Saturday, January 12, 2008

Worn

Tea: Pu Erh Poe with Ginger and Honey

Music: Elvis Costello, "Almost Blue"

Time: Night.

It's been a wearing weekend. And I am worn.

But I and mine are loved and cared for, thought of and prayed for.

And that helps. Immeasurably.

It's a grace and a gratitude, and I am grateful.

Tuesday, November 13, 2007

Measure of a Man

Tea: Assam Ginger (morning)/ Yerba Maté (turning of the day)/ Matcha (early afternoon)

Music: Cassandra Wilson, "Tupelo Honey"

Time: Pretty much all day

My father once said (or, more accurately, said about once a year) that, "The beauty of a man is tenderness."

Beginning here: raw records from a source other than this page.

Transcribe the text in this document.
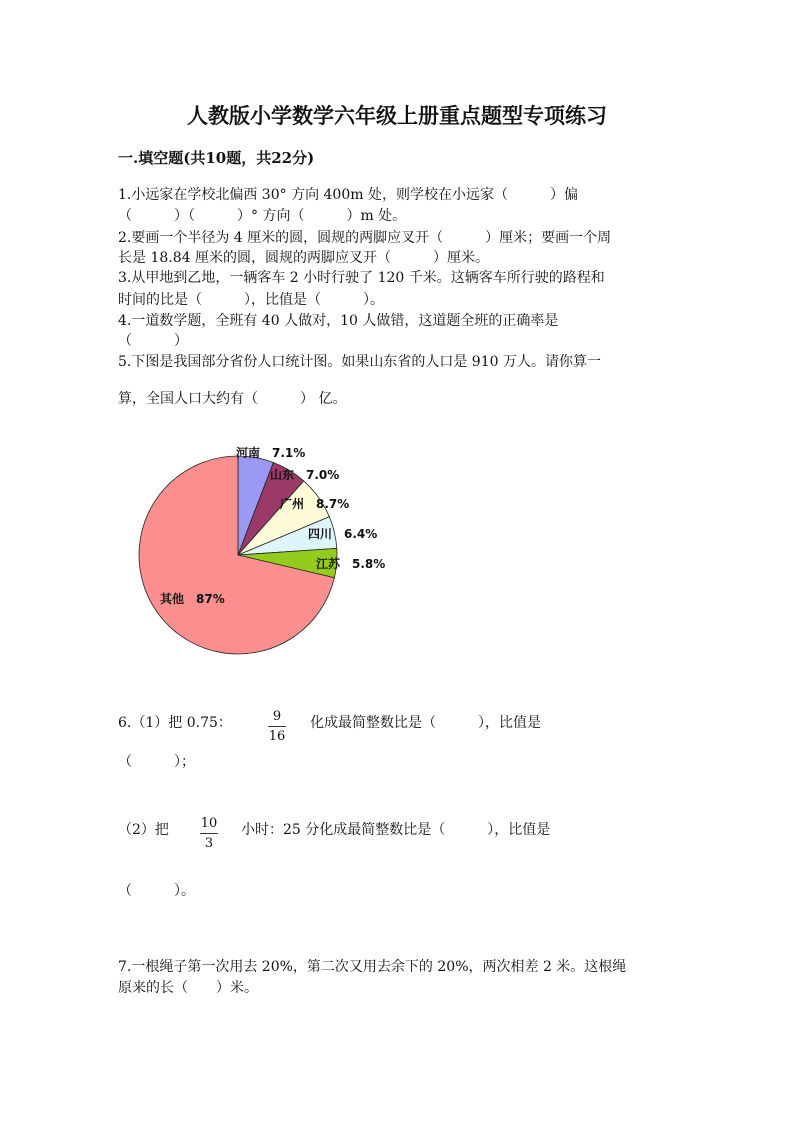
人教版小学数学六年级上册重点题型专项练习
一.填空题(共10题，共22分)
1.小远家在学校北偏西 30° 方向 400m 处，则学校在小远家（　　　）偏
（　　　）（　　　）° 方向（　　　）m 处。
2.要画一个半径为 4 厘米的圆，圆规的两脚应叉开（　　　）厘米；要画一个周
长是 18.84 厘米的圆，圆规的两脚应叉开（　　　）厘米。
3.从甲地到乙地，一辆客车 2 小时行驶了 120 千米。这辆客车所行驶的路程和
时间的比是（　　　），比值是（　　　）。
4.一道数学题，全班有 40 人做对，10 人做错，这道题全班的正确率是
（　　　）
5.下图是我国部分省份人口统计图。如果山东省的人口是 910 万人。请你算一
算，全国人口大约有（　　　） 亿。
河南　7.1%
山东　7.0%
广州　8.7%
四川　6.4%
江苏　5.8%
其他　87%
6.（1）把 0.75：	9
16
化成最简整数比是（　　　），比值是
（　　　）；
（2）把 10
3
小时：25 分化成最简整数比是（　　　），比值是
（　　　）。
7.一根绳子第一次用去 20%，第二次又用去余下的 20%，两次相差 2 米。这根绳
原来的长（　　）米。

This straight man has opened and closed his day seeing that kind of beauty.

There was Paolo, holding his young daughter with effortless (and obvious) affection in a Brooklyn tea shop. His eight-year-old son elbowed him to get his attention, and Paolo gave him that attention without a hint of irritation. The man radiated quiet love for his family.

And tonight, on the subway ride back from Manhattan, there was Brian, with his new wife and their children. He is headed to Iraq in January -- scarcely enough time to settle into this new shared life before putting his own on the line. It was apparent that he wasn't going to waste a minute between now and then.

And they shamed me. For every missed chance to be tender, for every needlessly harsh word, for every good word left unspoken.

But each day is a new chance. God help me not to miss them.